Publié le 13 décembre 2023. Le chef de la junte birmane a admis mercredi que les élections générales prévues à partir de fin décembre ne pourront pas se tenir dans tout le pays, en raison de la guerre civile qui ravage le Myanmar depuis le coup d’État de 2021.
- Min Aung Hlaing reconnaît publiquement pour la première fois l’impossibilité d’organiser des élections inclusives à l’échelle nationale.
- Seis partis politiques remplissent les critères stricts imposés par la junte pour participer au scrutin.
- L’Association des nations de l’Asie du Sud-Est (ASEAN) doit discuter de l’invitation à envoyer des observateurs électoraux lors de son prochain sommet.
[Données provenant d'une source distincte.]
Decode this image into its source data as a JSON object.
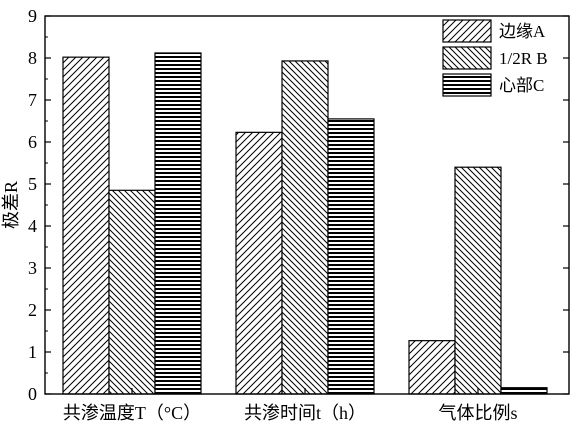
{
  "chart_data": {
    "type": "bar",
    "categories": [
      "共渗温度T（°C）",
      "共渗时间t（h）",
      "气体比例s"
    ],
    "series": [
      {
        "name": "边缘A",
        "values": [
          8.02,
          6.23,
          1.27
        ]
      },
      {
        "name": "1/2R B",
        "values": [
          4.85,
          7.93,
          5.4
        ]
      },
      {
        "name": "心部C",
        "values": [
          8.12,
          6.55,
          0.15
        ]
      }
    ],
    "title": "",
    "xlabel": "",
    "ylabel": "极差R",
    "ylim": [
      0,
      9
    ],
    "yticks": [
      0,
      1,
      2,
      3,
      4,
      5,
      6,
      7,
      8,
      9
    ],
    "legend_position": "top-right",
    "grid": false,
    "patterns": [
      "diagonal-up",
      "diagonal-down",
      "horizontal"
    ]
  }
}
Cette reconnaissance intervient quelques jours après une rencontre avec le ministre malaisien des Affaires étrangères et à la veille d’un sommet de l’ASEAN, dont la Malaisie assure actuellement la présidence. Elle marque un revirement notable dans la communication de la junte, qui avait jusqu’à présent présenté ces élections comme un pas vers la restauration de la démocratie.
Selon Min Aung Hlaing, les élections ne pourront être organisées à 100% sur le territoire birman.
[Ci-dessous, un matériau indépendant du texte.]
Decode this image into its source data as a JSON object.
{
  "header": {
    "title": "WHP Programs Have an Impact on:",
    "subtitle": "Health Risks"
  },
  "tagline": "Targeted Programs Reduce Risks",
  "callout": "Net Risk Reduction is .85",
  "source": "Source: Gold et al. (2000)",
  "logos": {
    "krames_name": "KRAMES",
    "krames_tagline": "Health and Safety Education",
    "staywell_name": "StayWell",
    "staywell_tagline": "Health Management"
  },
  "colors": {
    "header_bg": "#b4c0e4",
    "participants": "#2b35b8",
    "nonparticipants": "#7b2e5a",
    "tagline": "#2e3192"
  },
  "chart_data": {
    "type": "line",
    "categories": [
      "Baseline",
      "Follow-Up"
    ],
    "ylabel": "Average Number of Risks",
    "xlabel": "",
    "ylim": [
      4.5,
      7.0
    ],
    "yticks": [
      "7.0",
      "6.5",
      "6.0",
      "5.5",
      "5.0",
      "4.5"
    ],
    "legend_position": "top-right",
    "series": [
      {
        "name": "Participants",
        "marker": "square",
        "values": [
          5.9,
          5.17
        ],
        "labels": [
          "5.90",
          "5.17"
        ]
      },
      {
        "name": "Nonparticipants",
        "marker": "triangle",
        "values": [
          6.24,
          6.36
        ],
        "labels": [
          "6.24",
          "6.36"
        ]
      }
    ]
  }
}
« Nous ne pouvons pas organiser des élections partout à 100% »,
Min Aung Hlaing, chef de la junte birmane
Il a toutefois précisé que des élections partielles suivraient dans certaines régions après la formation d’un nouveau gouvernement. La junte a pu réaliser un recensement complet et établir des listes électorales dans seulement 145 des 330 townships du pays, selon un rapport de décembre qui estime la population totale du Myanmar à 51,3 millions d’habitants.
Les critères d’éligibilité pour les partis politiques sont particulièrement restrictifs. Ils doivent justifier d’un minimum de 50 000 membres et de 100 millions de kyats (47 762,33 dollars américains) de fonds. En conséquence, seuls six partis remplissent les conditions pour se présenter aux élections nationales. De nombreux partis anti-junte sont interdits ou ont choisi de boycotter le scrutin, qu’ils considèrent comme une mascarade destinée à légitimer le régime militaire.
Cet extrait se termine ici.